Sports Direct's entry into Australia, New Zealand comes at expense of Super Retail Group's Rebel
Sports Direct's entry into Australia, New Zealand comes at expense of Super Retail Group's Rebel

West Australian

time07-05-2025

  • Business
  • West Australian

Sports Direct's entry into Australia, New Zealand comes at expense of Super Retail Group's Rebel

British sporting goods giant Sports Direct's entry into Australia is set to disrupt the nation's $5 billion fitness retail market and will come at the expense of incumbent Rebel, according to a major analyst. Announced last month, the tie-up between London-listed Frasers Group and footwear retailer Accent Group will see the initial roll-out of at least 50 Sports Direct stores in Australia and New Zealand over the next six years.
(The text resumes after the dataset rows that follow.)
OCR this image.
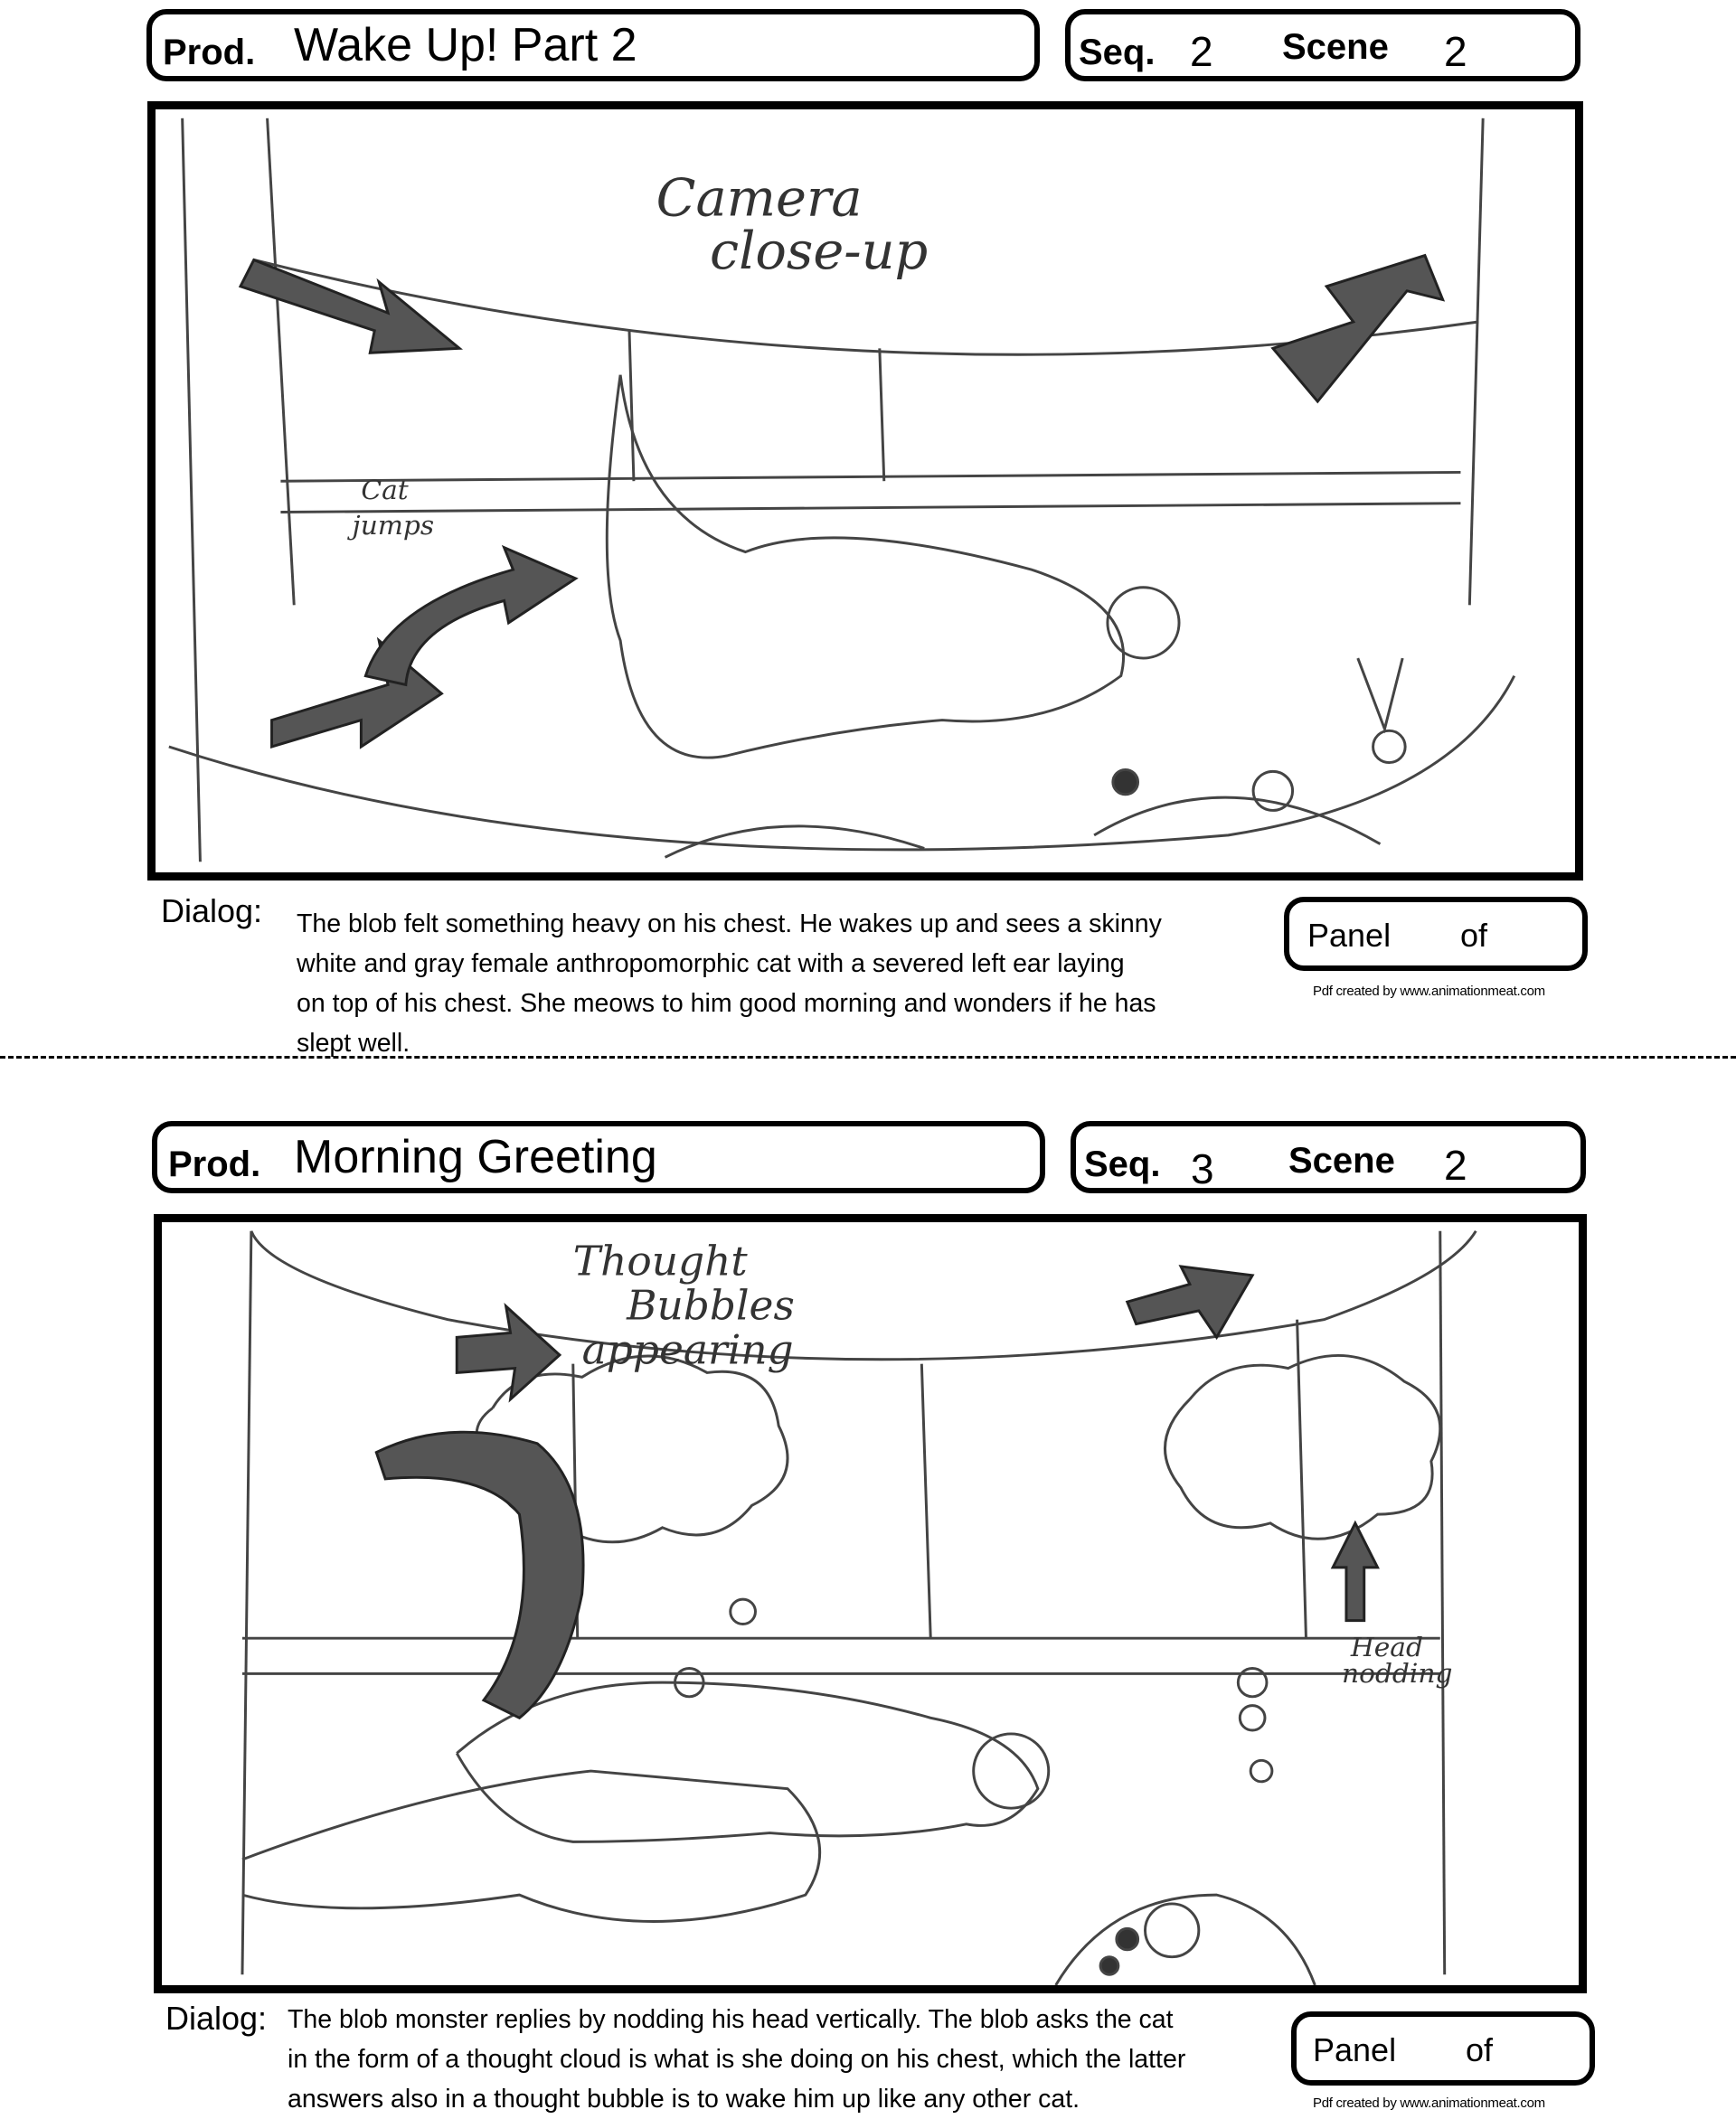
Prod. Wake Up! Part 2	Seq. 2 Scene 2
Camera
close-up
Cat
jumps
Dialog: The blob felt something heavy on his chest. He wakes up and sees a skinny
white and gray female anthropomorphic cat with a severed left ear laying
on top of his chest. She meows to him good morning and wonders if he has
slept well.
Panel of
Pdf created by www.animationmeat.com
Prod. Morning Greeting	Seq. 3 Scene 2
Thought
Bubbles
appearing
Head
nodding
Dialog: The blob monster replies by nodding his head vertically. The blob asks the cat
in the form of a thought cloud is what is she doing on his chest, which the latter
answers also in a thought bubble is to wake him up like any other cat.
Panel of
Pdf created by www.animationmeat.com
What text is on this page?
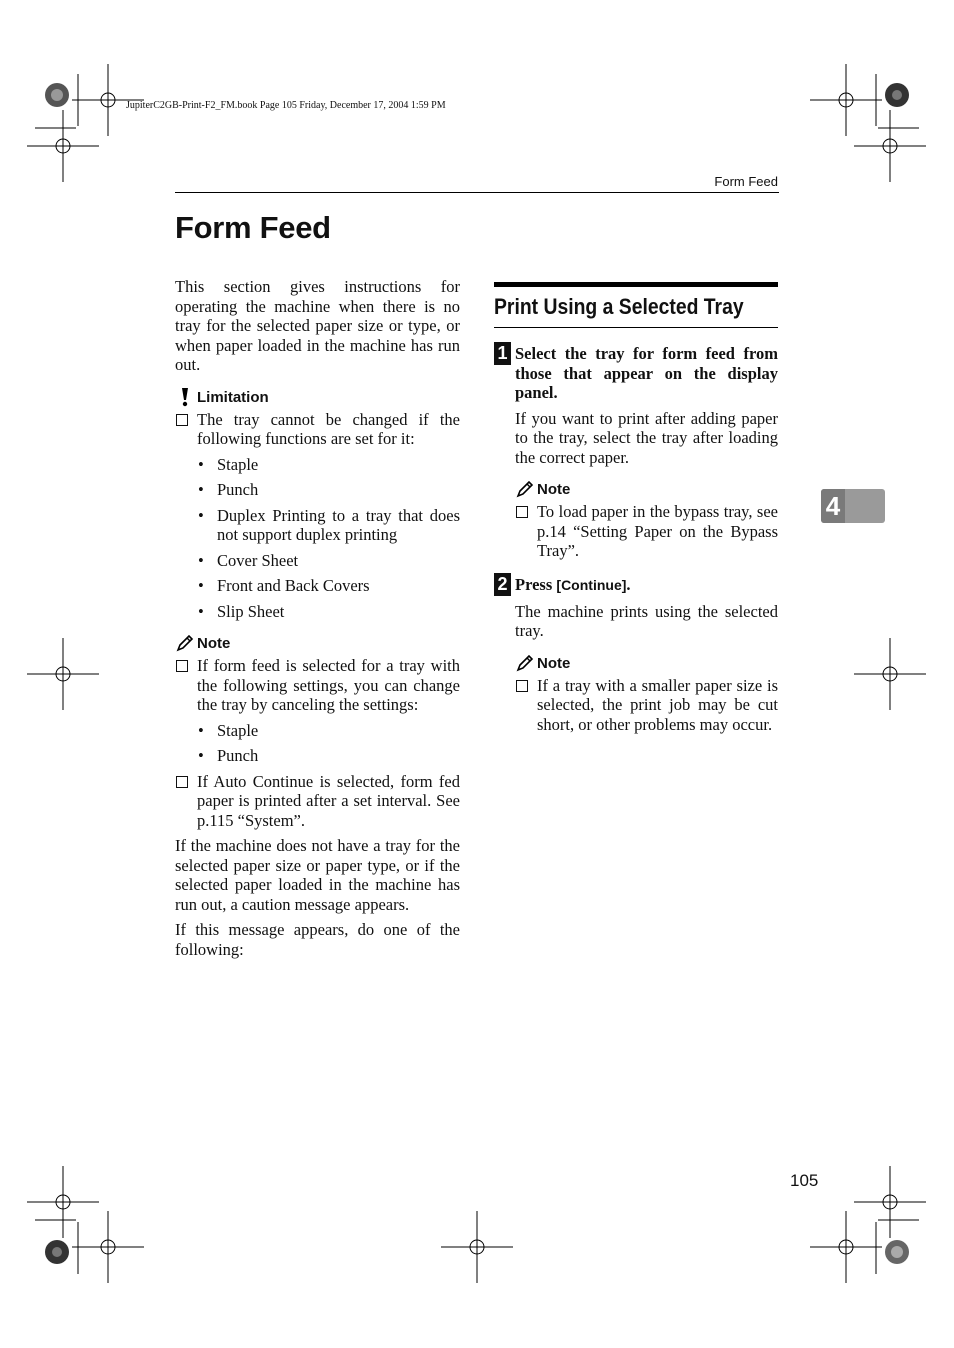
JupiterC2GB-Print-F2_FM.book Page 105 Friday, December 17, 2004 1:59 PM
Form Feed
Form Feed

This section gives instructions for operating the machine when there is no tray for the selected paper size or type, or when paper loaded in the machine has run out.

Limitation

The tray cannot be changed if the following functions are set for it:

• Staple

• Punch

• Duplex Printing to a tray that does not support duplex printing

• Cover Sheet

• Front and Back Covers

• Slip Sheet

Note

If form feed is selected for a tray with the following settings, you can change the tray by canceling the settings:

• Staple

• Punch

If Auto Continue is selected, form fed paper is printed after a set interval. See p.115 “System”.

If the machine does not have a tray for the selected paper size or paper type, or if the selected paper loaded in the machine has run out, a caution message appears.

If this message appears, do one of the following:

Print Using a Selected Tray
1 Select the tray for form feed from those that appear on the display panel.

If you want to print after adding paper to the tray, select the tray after loading the correct paper.

Note

To load paper in the bypass tray, see p.14 “Setting Paper on the Bypass Tray”.

2 Press [Continue].

The machine prints using the selected tray.

Note

If a tray with a smaller paper size is selected, the print job may be cut short, or other problems may occur.

4
105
Morgan Stanley analysts on Wednesday said Sports Direct could succeed locally, given its parent company Frasers and Accent already have differentiated access to global brands like Nike, Adidas and Skechers. As a consequence, they expect about 25 per cent of Sports Direct sales to come at the expense of Super Retail Group's Rebel. While the earnings impact was likely insignificant across the 2025 and 2026 financial years, Morgan Stanley sees a downside risk to consensus earnings in the 2027 to 2029 financial years as Sports Direct begins to scale. They said the Sports Direct customer proposition would largely be on par with Rebel, albeit with a greater focus on private label. '(Super Retail Group's) risk profile had increased as they face greater competition in their two largest divisions, Rebel and Bunnings,' Morgan Stanley said in a note to clients. 'This comes at a time when margins across the group are under pressure given the challenging operating environment.' Anthony Heraghty, chief executive of Super Retail Group - which also owns Super Cheap Auto and BCF - told analysts earlier this year he was not intimated by a bigger push from hardware giant Bunnings into the automotive sector. The push follows the success of Bunnings' move into pet goods and cleaning products. Morgan Stanley has also revised its price targets for Super Retail Group from $13.47 to $12.20 driven by increased competition and earnings downgrades, and Accent from $2.70 to $2.50 given near-term earning dilution. Shares in Super Retail Group were up 1.05 per cent to $13.39 and Accent up 2.4 per cent to $1.896 just before 1pm on Wednesday. Frasers is one of the world's biggest retailers of sports, premium and luxury brands with more than 1500 stores in over 30 countries. In the 2024 financial year, Frasers reported a revenue of £5.5b ($11.4b), with its UK Sports segment generating £2.9b in revenue across over 800 stores. Accent has more than 900 stores — including The Athlete's Foot, Platypus, Hype DC and Nude Lucy — in Australia and New Zealand.